Some examples of bikes (left column), persons (middle) and background (right) taken from Graz-01. Only parts of the objects of interest may be visible, and the background class features difficult counter-examples to the bike class, such as motorbikes

Table 3 Error rates of NN, SNN, MinCq and P-MinCq on the Graz-01 database, averaged over 10 runs

Results. We report the results in Table 3, averaged over 10 runs. P-MinCq is again the most stable method and also the best on average across tasks and distance measures. Indeed, it significantly outperforms MinCq (\(p\) value smaller than .01 with a Student test), again illustrating the importance of a good prior \({\mathbf {P}}\) for learning the majority vote. Moreover, P-MinCq performs significantly better than NN (\(p\) value smaller than .01 with a Student test) and to a smaller extent than SNN (\(p\) value of .13). It is worth noting that SNN performs rather well on this database: with large intra-class variation, it seems that extending the neighborhood can pay off. However, while the symmetry heuristic used by SNN is not relevant for all datasets, P-MinCq provides a principled and robust alternative.

7 Conclusion and future research

In this work, we have proposed a novel approach called P-MinCq for learning a weighted majority vote over variable-performing classifiers in the context of a recent algorithm MinCq which finds its grounds in the PAC-Bayesian theory. Our method is based on a generalization of MinCq to \({\mathbf P}\)-aligned distributions allowing us to incorporate an a priori knowledge in the form of a distribution on the voters. This approach does not restrict the expressiveness of the majority vote and we have provided generalization guarantees for data-dependent voters such as \(k\)-NN classifiers. Moreover, we have defined a specific \({\mathbf P}\)-aligned distribution adapted to the case of \(k \text{-NN }\) and provided experimental evidence of its good behavior.

Many promising perspectives arise from this work. First, the setting proposed in this paper is general enough to be used to combine virtually any set of classifiers (provided that they are bounded). For instance, our approach allows one to combine strong and weak classifiers and incorporate some a priori knowledge about their performance. Another interesting application is multi-view learning (Xu et al. 2013; Sun 2013), where P-MinCq could be used to combine classifiers (such as SVM) trained on multi-modal data coming from different sources and/or feature types (Morvant et al. 2014). In this case, \({\mathbf P}\) could encode the prior knowledge about the relative relevance of each modality for the task at hand. In general, in the absence of background knowledge, we note that defining a relevant \({\mathbf P}\) distribution for a set of learners can be difficult. Developing strategies to automatically assess \({\mathbf P}\) from (held-out) data could be very helpful in practice (Lever et al. 2013).

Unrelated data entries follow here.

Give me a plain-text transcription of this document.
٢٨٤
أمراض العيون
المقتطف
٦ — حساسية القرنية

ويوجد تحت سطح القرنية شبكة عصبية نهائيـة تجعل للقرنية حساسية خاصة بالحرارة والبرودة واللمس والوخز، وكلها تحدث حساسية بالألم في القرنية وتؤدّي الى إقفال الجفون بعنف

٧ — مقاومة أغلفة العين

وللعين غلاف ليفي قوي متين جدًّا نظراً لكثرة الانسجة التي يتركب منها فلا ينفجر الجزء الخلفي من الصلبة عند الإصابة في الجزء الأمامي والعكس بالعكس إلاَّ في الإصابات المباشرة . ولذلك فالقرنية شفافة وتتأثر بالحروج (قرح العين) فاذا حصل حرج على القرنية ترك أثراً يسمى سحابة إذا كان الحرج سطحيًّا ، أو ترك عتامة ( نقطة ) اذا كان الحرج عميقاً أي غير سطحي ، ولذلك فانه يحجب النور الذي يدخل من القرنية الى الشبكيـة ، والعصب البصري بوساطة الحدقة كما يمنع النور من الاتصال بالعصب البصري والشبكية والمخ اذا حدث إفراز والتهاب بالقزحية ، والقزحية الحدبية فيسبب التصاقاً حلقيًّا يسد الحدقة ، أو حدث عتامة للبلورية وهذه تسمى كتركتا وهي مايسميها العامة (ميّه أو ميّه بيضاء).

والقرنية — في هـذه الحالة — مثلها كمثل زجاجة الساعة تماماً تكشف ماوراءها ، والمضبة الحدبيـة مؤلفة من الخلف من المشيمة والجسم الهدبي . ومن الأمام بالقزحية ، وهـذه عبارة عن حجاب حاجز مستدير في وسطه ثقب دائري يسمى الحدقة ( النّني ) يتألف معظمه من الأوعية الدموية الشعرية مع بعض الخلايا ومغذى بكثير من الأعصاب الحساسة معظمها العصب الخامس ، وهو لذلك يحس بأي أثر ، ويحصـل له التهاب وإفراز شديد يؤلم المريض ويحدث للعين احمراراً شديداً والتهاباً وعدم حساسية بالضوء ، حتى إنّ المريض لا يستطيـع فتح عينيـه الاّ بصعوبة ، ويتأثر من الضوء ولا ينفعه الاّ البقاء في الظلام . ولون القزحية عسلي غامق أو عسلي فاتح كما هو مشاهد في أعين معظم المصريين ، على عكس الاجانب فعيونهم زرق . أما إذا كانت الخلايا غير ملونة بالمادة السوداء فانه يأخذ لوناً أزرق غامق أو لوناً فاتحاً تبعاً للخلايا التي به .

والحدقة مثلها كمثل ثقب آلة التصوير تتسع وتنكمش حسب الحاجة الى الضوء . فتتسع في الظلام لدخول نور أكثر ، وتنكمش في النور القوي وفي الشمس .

It would also be interesting to combine P-MinCq with other metric learning algorithms, such as the recent \(\chi ^2\) distance learning method for histogram data (Kedem et al. 2012). Lastly, extending P-MinCq to a multi-class setting is also of high interest. However, this requires margin and loss definitions tailored to multi-class problem that imply technical difficulties, with the need of different theoretical tools such as in Morvant et al. (2012).